#976: Fez Sez

September 5th, 2018

The cabinets’ contents are not for sale.

Sure, you can buy the $1,500 crystal vases and $99 place settings from the display cases shuffled among the relics. Of course you can buy them — it’s a store, from the top floor of bedding sets down to the entrance where soaps, candles and other heavily potpourried toilet decorations mace you with scent when you walk off the street.

Among the three stories of designer corkscrews and Persian-inspired throw rugs that define the downtown Bloomingdale’s home store, only the two glass cabinets are off limits. More than Orrefors or Simon Pearce crystalware, they contain the truly valuable.

Fezzes. Badges. Photos of clowns.

For all Chicago’s famed modernism, where architects with Teutonic surnames huddle and gab to design glass-box skyscrapers each more glassy and boxy with the last, some of the most charming moments of city life come when a structure finds life beyond its original purpose. Then you get law offices in old firehouses, art galleries in pre-Fire water towers.

Or a Bloomingdale’s in a converted amphitheater for the Ancient Arabic Order of the Nobles of the Mystic Shrine.

This building was built by the Shriners — think fezzes, little cars, and children’s hospitals — in 1912 as the Medinah Temple, a 4,200-seat stadium for circuses and other events put on by the fraternal group.

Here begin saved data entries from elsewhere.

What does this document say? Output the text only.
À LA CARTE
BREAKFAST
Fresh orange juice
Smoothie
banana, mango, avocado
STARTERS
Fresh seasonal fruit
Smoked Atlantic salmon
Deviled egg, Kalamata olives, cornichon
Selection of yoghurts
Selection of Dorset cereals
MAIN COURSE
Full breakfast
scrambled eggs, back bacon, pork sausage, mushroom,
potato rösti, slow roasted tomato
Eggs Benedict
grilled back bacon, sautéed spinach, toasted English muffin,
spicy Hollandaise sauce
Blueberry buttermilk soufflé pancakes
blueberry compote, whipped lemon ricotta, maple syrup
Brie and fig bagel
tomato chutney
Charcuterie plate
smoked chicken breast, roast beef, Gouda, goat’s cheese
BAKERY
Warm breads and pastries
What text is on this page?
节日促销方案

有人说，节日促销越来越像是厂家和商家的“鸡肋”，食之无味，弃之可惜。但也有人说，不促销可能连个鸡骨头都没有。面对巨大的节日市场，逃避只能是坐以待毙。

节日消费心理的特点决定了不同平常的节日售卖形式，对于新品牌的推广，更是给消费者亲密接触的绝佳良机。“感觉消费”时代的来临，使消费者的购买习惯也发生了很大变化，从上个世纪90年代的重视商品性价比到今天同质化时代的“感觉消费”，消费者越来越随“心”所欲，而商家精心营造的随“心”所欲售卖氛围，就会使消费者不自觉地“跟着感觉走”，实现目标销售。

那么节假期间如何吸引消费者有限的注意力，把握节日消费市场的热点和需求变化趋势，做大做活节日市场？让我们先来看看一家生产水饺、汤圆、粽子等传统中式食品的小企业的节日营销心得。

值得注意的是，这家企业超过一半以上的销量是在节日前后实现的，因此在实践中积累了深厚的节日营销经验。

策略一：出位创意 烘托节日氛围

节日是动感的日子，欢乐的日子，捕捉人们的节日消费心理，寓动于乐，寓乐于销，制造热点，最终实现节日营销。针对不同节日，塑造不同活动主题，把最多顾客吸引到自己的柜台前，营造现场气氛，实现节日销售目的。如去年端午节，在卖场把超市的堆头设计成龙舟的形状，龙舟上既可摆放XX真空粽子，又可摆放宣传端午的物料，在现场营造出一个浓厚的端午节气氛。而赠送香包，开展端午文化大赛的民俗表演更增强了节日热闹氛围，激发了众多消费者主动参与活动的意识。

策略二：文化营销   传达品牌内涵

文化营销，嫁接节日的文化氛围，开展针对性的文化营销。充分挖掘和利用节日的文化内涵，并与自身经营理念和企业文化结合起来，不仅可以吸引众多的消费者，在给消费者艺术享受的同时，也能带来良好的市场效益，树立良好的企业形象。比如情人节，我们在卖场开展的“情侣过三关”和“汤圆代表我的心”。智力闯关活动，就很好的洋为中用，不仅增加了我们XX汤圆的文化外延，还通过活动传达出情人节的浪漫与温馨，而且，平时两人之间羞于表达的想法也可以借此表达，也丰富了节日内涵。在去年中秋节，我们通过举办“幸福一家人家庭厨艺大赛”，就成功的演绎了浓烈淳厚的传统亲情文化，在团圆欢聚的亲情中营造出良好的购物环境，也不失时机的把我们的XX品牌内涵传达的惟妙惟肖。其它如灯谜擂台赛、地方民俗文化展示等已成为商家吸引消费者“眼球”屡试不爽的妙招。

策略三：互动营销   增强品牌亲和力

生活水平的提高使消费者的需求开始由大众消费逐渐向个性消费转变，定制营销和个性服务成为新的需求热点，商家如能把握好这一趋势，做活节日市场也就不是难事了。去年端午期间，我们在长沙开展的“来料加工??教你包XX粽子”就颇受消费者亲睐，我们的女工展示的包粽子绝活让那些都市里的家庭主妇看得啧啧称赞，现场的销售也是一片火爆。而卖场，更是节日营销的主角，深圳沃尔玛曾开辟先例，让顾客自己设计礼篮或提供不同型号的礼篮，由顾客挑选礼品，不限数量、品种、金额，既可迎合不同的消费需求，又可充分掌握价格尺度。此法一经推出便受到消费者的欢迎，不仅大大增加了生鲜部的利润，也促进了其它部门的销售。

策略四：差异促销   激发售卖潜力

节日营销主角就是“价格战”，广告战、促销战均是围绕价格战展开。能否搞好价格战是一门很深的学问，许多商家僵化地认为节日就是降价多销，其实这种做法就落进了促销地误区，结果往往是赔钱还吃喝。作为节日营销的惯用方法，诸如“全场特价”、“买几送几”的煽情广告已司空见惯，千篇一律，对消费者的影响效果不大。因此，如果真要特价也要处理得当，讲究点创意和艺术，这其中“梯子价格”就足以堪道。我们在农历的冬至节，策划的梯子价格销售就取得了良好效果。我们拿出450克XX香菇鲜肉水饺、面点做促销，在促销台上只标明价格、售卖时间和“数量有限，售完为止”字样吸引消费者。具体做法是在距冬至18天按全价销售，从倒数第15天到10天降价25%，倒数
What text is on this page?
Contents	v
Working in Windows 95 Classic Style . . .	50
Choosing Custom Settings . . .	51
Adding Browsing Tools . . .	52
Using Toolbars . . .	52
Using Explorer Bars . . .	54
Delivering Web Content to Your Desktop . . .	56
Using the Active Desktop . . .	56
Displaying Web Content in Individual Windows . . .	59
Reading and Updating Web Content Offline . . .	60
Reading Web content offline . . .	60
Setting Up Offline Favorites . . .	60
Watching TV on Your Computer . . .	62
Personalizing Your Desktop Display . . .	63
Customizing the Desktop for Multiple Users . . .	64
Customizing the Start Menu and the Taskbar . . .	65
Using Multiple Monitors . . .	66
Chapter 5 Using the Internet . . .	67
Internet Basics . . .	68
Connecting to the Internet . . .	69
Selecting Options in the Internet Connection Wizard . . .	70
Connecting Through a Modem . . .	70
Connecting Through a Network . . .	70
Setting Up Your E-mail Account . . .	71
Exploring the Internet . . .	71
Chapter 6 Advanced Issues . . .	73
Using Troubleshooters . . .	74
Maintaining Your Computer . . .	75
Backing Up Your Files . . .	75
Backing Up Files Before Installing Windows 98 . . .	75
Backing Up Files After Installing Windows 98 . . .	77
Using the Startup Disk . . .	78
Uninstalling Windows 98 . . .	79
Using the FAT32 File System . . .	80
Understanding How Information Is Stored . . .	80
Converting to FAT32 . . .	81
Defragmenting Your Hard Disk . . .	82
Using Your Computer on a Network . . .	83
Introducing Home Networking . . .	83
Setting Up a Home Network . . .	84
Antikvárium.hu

Noted for its faux-Moorish architecture and gigantic onion domes, which spent decades off the structure before being re-created and put back atop during a 2003 redevelopment, the building is as gorgeous inside as out, with a vaulted dome ceiling, stained glass windows, and two second-floor display cabinets of programs, photos and clown-laden mementoes of the decades of circus.

Here you can step away from the hustle, bustle and hurly-burly of downtown life. Here you can step aside and find yourself among domes, stained glass, a stories-tall stage curtain that still lines the proscenium, which these days separates the shopping area from the stockroom.

And you can find the cabinets.

Photos of massive brass bands filling the hall. Old issues of the “Fez Sez” Shriner newspaper. Commemorative plates, windbreakers, hats and playbills from shrining past. It’s not quite a museum, barely an exhibit.

“Sometimes you need an oasis in big cities,” former Mayor Richard M. Daley said when he started the morally and legally dubious tax-increment financing that saved the structure from a developer’s wrecking ball.

The Tribune was less convinced Daley’s motives were pure, accusing the mayor of using the popular local icon to score political points.

“Ever seen a theatrical routine in which the comely female assistant is rescued from life-threatening peril at the last second? Of course you have. It’s a vaudeville staple,” they wrote in a 1999 editorial.

But whether the building designated low-income to fund high-income shopping was saved to be oasis or vaudeville, it was saved. We have a hidden spot in Chicago with cabinets of clown. We have a place to step away, get maced by candle-scent and gently glance at an otherwise-lost history. It exists. It is.

The story could end here, but it won’t. Macy’s is looking to unload the place, sell off the onion domes and proscenium curtain and move all the candles, corkscrews and bedding to their main location at the former Marshall Field’s. The building won’t be torn down — Daley also secured landmark status as part of his crusade (or political gameplay). The building will be here, but I can’t say what will happen inside.

This is my call to the new owner, whomever you might be: Please save the clowns. Whatever new use you find for the place, be it store, office, museum or chain restaurant, please keep the contents of those cabinets safe.

Just save a touch of the past among your future. Just a nod, just an old circus program or fez. We have too much future in this town of Teutonic glass box. Please save the past, just a cabinet or two.